Hubo un momento tras la efervescencia de la puesta en acción en el que pareció que el Obradoiro se venía abajo, en el que se jugaba al ritmo de la charanga del Baskonia; un momento en el que el Obradoiro había tirado nueve triples sin embocar, en el que su oponente circulaba 14 puntos por delante en el marcador y el aficionado más observador podía ver en el fondo del banquillo baskonista a Alberto Corbacho. Sí, uno de los mitos del equipo gallego, indiscutido integrante de su quinteto histórico, la estrella que dejó el equipo al final de la pasada temporada, era el último hombre del rival al que trataba de apartar de las semifinales de la Copa del Rey, de la Copadoiro, como rezaba la promoción del club en su apuesta por traer la competición a Galicia.

Pero al Obradoiro hay que conocerlo. Hay mucho orgullo detrás de un equipo que esperó 20 años para que la justicia le devolviera el puesto que le correspondía entre los grandes. Muchos de los chicos que visten su camiseta ni habían nacido cuando se forjó aquel carácter indómito, pero está en el ADN del club porque de ello se encarga el entrenador que ahora lo dirige, que antes que técnico fue aficionado del equipo. Se revolvió el Obradoiro porque tuvo fe y al décimo triple intentado después de nueve errores entró la pelota en la cesta y al siguiente empeño volvió a hacerlo. Y la adrenalina devolvió al equipo al partido en un esfuerzo coral.

Obradoiro, 77-Baskonia, 79

Obradoiro: McGrath (10), Brown (14), Waczynski (6), Bendzius (11), Caloiaro (2) -quinteto titular- Haws (11), Triguero (11), Pustovyi (2), Yusta (10), Cárdenas, Pozas y Chagoyen.

 Baskonia: Causeur (19), Hanga (20), I. Diop (4), Tillie (5) y Adams (14) -quinteto titular- James, M. Diop, Bouroussis (13), Blazic (4), Corbacho y Bertans.

 Parciales: 12-24; 18-11; 30-23; 17-21

Árbitros: Martín Bertrán, Conde y Peruga.

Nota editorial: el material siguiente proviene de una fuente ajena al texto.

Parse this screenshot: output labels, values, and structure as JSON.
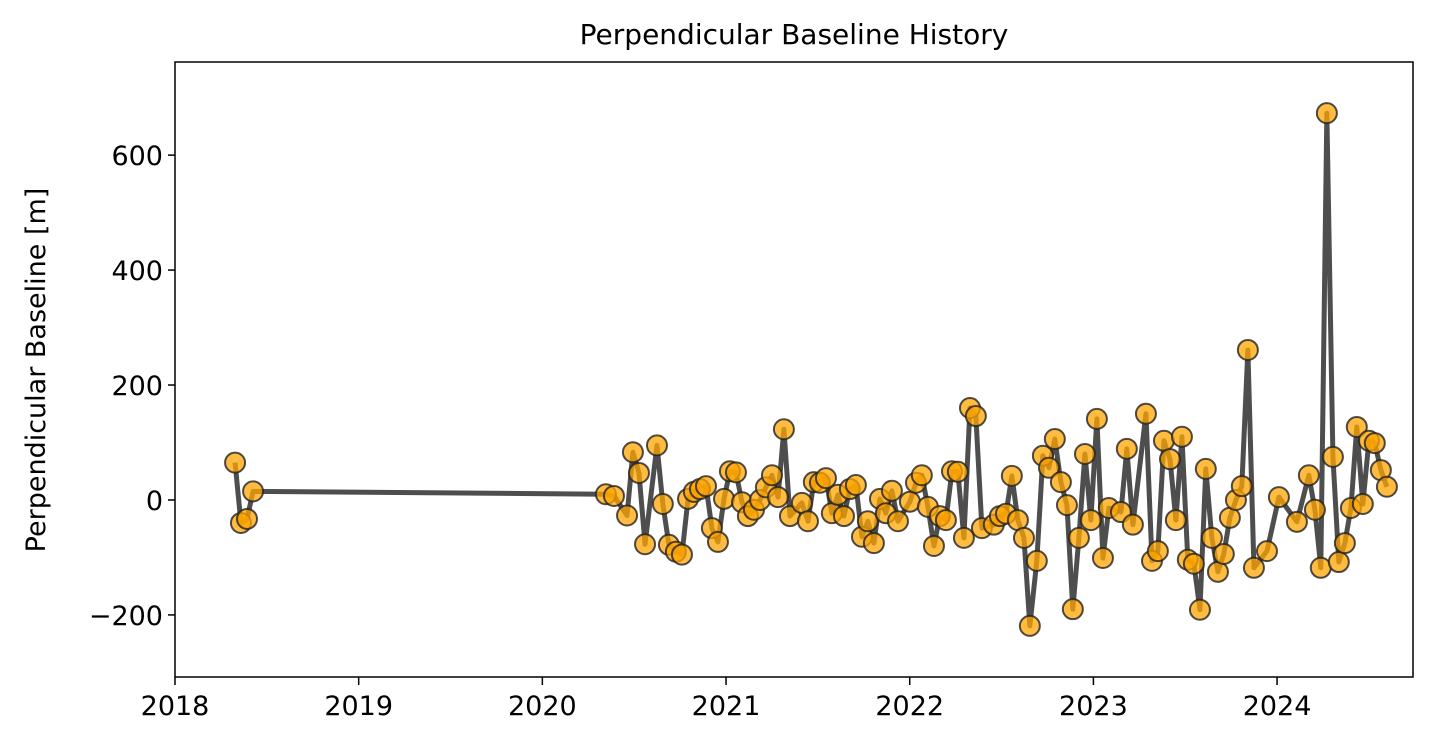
{
  "chart_data": {
    "type": "line",
    "title": "Perpendicular Baseline History",
    "ylabel": "Perpendicular Baseline [m]",
    "x": [
      2018.327,
      2018.359,
      2018.392,
      2018.425,
      2020.346,
      2020.39,
      2020.461,
      2020.493,
      2020.526,
      2020.559,
      2020.624,
      2020.656,
      2020.689,
      2020.727,
      2020.76,
      2020.793,
      2020.825,
      2020.858,
      2020.891,
      2020.923,
      2020.956,
      2020.989,
      2021.021,
      2021.054,
      2021.087,
      2021.119,
      2021.152,
      2021.185,
      2021.217,
      2021.25,
      2021.283,
      2021.315,
      2021.348,
      2021.413,
      2021.446,
      2021.478,
      2021.511,
      2021.544,
      2021.576,
      2021.609,
      2021.642,
      2021.674,
      2021.707,
      2021.74,
      2021.772,
      2021.805,
      2021.838,
      2021.87,
      2021.903,
      2021.936,
      2022.001,
      2022.034,
      2022.066,
      2022.099,
      2022.132,
      2022.164,
      2022.197,
      2022.23,
      2022.262,
      2022.295,
      2022.328,
      2022.36,
      2022.393,
      2022.458,
      2022.491,
      2022.524,
      2022.556,
      2022.589,
      2022.622,
      2022.654,
      2022.692,
      2022.725,
      2022.758,
      2022.79,
      2022.823,
      2022.856,
      2022.888,
      2022.921,
      2022.954,
      2022.986,
      2023.019,
      2023.052,
      2023.084,
      2023.15,
      2023.182,
      2023.215,
      2023.286,
      2023.319,
      2023.351,
      2023.384,
      2023.417,
      2023.449,
      2023.482,
      2023.514,
      2023.547,
      2023.58,
      2023.612,
      2023.645,
      2023.678,
      2023.71,
      2023.743,
      2023.776,
      2023.808,
      2023.841,
      2023.874,
      2023.945,
      2024.01,
      2024.108,
      2024.173,
      2024.206,
      2024.238,
      2024.271,
      2024.304,
      2024.336,
      2024.369,
      2024.402,
      2024.434,
      2024.467,
      2024.5,
      2024.532,
      2024.565,
      2024.598
    ],
    "series": [
      {
        "color": "#444444",
        "marker_color": "#ffa500",
        "values": [
          65,
          -40,
          -33,
          15,
          10,
          7,
          -27,
          83,
          47,
          -77,
          95,
          -7,
          -78,
          -90,
          -95,
          2,
          14,
          19,
          24,
          -49,
          -73,
          2,
          50,
          48,
          -4,
          -28,
          -17,
          0,
          22,
          43,
          5,
          123,
          -28,
          -5,
          -37,
          31,
          30,
          38,
          -23,
          9,
          -28,
          19,
          26,
          -64,
          -37,
          -75,
          2,
          -23,
          16,
          -37,
          -3,
          30,
          43,
          -12,
          -80,
          -28,
          -35,
          50,
          49,
          -66,
          160,
          146,
          -49,
          -43,
          -28,
          -24,
          42,
          -35,
          -66,
          -219,
          -106,
          77,
          56,
          106,
          31,
          -9,
          -190,
          -66,
          80,
          -35,
          141,
          -101,
          -14,
          -21,
          89,
          -43,
          150,
          -106,
          -89,
          103,
          71,
          -35,
          110,
          -104,
          -111,
          -191,
          54,
          -66,
          -125,
          -94,
          -31,
          0,
          24,
          261,
          -118,
          -89,
          5,
          -38,
          43,
          -17,
          -118,
          673,
          75,
          -108,
          -75,
          -14,
          127,
          -7,
          103,
          99,
          52,
          23
        ]
      }
    ],
    "xlim": [
      2018,
      2024.74
    ],
    "xticks": [
      2018,
      2019,
      2020,
      2021,
      2022,
      2023,
      2024
    ],
    "ylim": [
      -308,
      762
    ],
    "yticks": [
      {
        "value": -200,
        "label": "−200"
      },
      0,
      200,
      400,
      600
    ]
  }
}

 Coliseum de A Coruña. Unos 10.000 espectadores

El Baskonia mostró, en todos los sentidos, su músculo. Se valió para empezar del acierto del francés Causeur, pero sobre todo de la dureza de sus hombres altos, con bastantes más kilos que los del Obradoiro. Pero el débil encontró las cosquillas precisas para competir. Le dio buenos minutos el joven Santi Yusta y le alivió desde Alec Brown, un 2,16 con rango de tiro desde más allá de la línea de tres. Waczynski, al que se esperaba pero no acabó de llegar, marró el tiro que hubiera valido el empate a 35 al poco de regresar del receso, pero para entonces el Obradoiro ya había tomado la autopista y había llegado a A Coruña. Comenzó a anotar con facilidad y Bendzius desató la fiesta con un triple que puso por delante (49-47) al equipo gallego por primera vez desde sus dos anotaciones iniciales. La charanga se escuchaba menos. De Causeur había dejado de haber noticias

El Obradoiro se desató con 30 puntos en el tercer cuarto. Ya había reducido la sangría de balones perdidos, apenas dos en diez minutos, el porcentaje de aciertos en triples ya igualaba al del Baskonia. El partido se abocó a un final incierto. Con dos tiros libres para empatar a falta de tres segundos, Waczynski falló el que tiró a meter y metió el que tiró a fallar. A continuación Causeur hizo exactamente lo contrario. Y así, de una manera casi grotesca, dobló la rodilla el decimoquinto de la liga, con un récord reciente de una victoria y doce derrotas, ante el líder del mejor grupo de la Euroliga. Es la Copa del Rey.